The hearing began badly when the first question asked by any of the three judges was to the attorney for the minor parties. The judge asked whether or not, before Proposition 14, any voters were barred from participating in the primaries. Then she amended her question to ask specifically if independent voters were barred from voting in partisan primaries. The correct answer is “No”, because between 2001 and the beginning of the top-two system in 2011, independent voters were permitted to vote in all Democratic and Republican primaries for congress and partisan state office.

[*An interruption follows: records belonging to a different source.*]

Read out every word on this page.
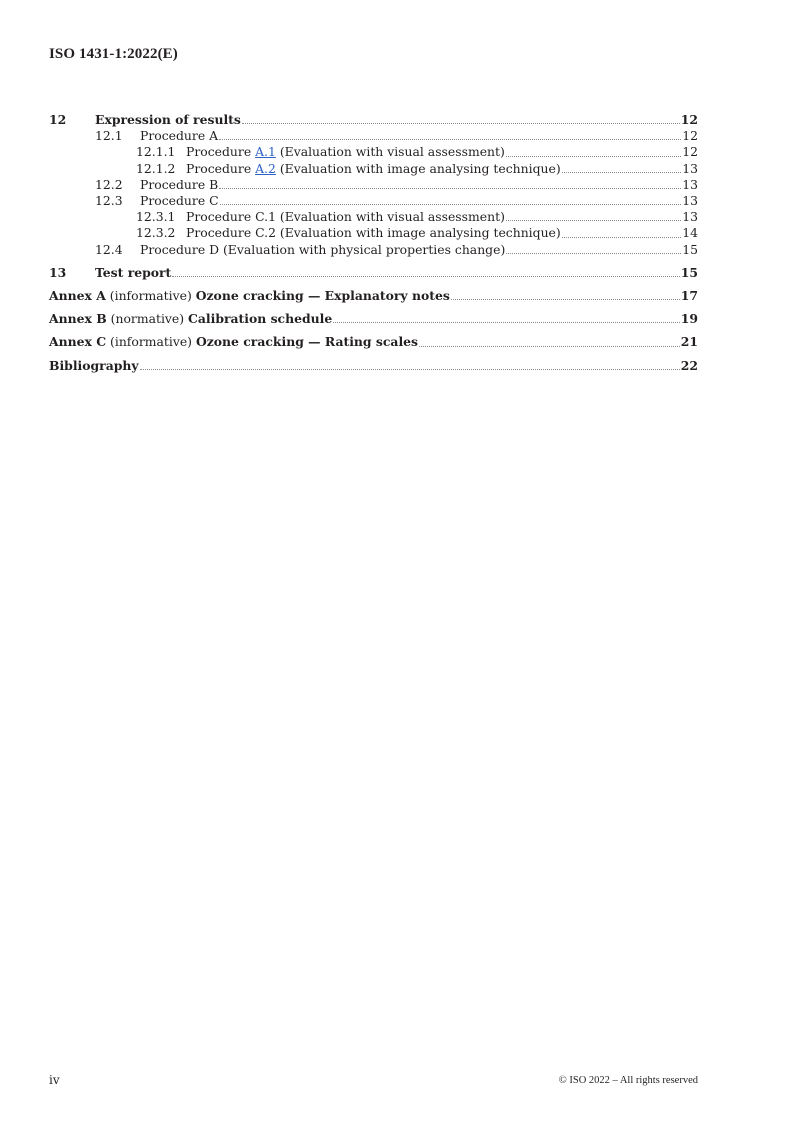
ISO 1431-1:2022(E)
12	Expression of results	12
12.1	Procedure A	12
12.1.1 Procedure A.1 (Evaluation with visual assessment)	12
12.1.2 Procedure A.2 (Evaluation with image analysing technique)	13
12.2	Procedure B	13
12.3	Procedure C	13
12.3.1 Procedure C.1 (Evaluation with visual assessment)	13
12.3.2 Procedure C.2 (Evaluation with image analysing technique)	14
12.4	Procedure D (Evaluation with physical properties change)	15
13	Test report	15
Annex A (informative) Ozone cracking — Explanatory notes	17
Annex B (normative) Calibration schedule	19
Annex C (informative) Ozone cracking — Rating scales	21
Bibliography	22
iv	© ISO 2022 – All rights reserved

Unfortunately, the attorney for the minor parties did not know this, and he answered the question by saying that before Proposition 14, independent voters were not permitted to vote in Democratic and Republican primaries. The judge then interjected that 20% of the voters were independents, which is true. Clearly this judge believed that Proposition 14 enhanced voting rights for independents in the primary, and nothing was said in the hearing to illustrate the truth.

The minor parties have stressed that ending all minor party campaigns in June, five long months from the general election, curtails their campaigns. The Washington state top-two system has been upheld by the Ninth Circuit, but the Washington state primary is in late August, and the California minor party briefs stressed that there is a significant difference between early June and late August, and that they at least should be given a hearing to present facts about the concrete differences between Washington and California. California requires all candidates for Congress and partisan state office to file in March. But the attorney for the intervenors told the judges that even March petition deadlines for general election ballot access are constitutional, and he cited the only published decision that upholds a March petition deadline for independent candidates or minor parties, Lawrence v Blackwell, a 6th circuit case from Ohio. No attorney told the court that Lawrence v Blackwell is an outlier, and petition deadlines as early as March have been struck down in Alaska, Arizona, Arkansas, Idaho, Kansas, Maine, Maryland, Massachusetts, Missouri, Montana, Nevada, New Jersey, New Mexico, North Carolina, North Dakota, Pennsylvania, and Tennessee.

The attorney for the state told the panel that the fact that few minor party or independents qualify for the November ballot is immaterial. In 1986, the U.S. Supreme Court upheld Washington state’s old system, a blanket primary in which all candidates ran in the September primary, and candidates who failed to get 1% of the vote could not run in November. This case was Munro v Socialist Workers Party, 479 US 189. The attorney for the state said that in the Munro case, the law was constitutional even though only one minor party candidate had managed to qualify for the November ballot. Actually footnote 11 of the decision says that there were 45 minor party and independent candidates during the years the 1% rule was in effect, and 40 of them passed the 1% vote test.

The judges were told by the attorney for the intervenors that the top-two system is “exactly the same as California non-partisan elections” that require runoffs. This is not true. In California non-partisan elections that require run-offs if no one gets 50%, the first round is an election because candidates can be, and usually are, elected in the first round. By contrast, under California’s top-two system, no one can be elected in June. Thus November is the election itself, not a “run-off.” Unfortunately, one of the judges said that the November election is a “run-off” and no voice was raised to dispute that point.

A decision is expected in the next sixty days.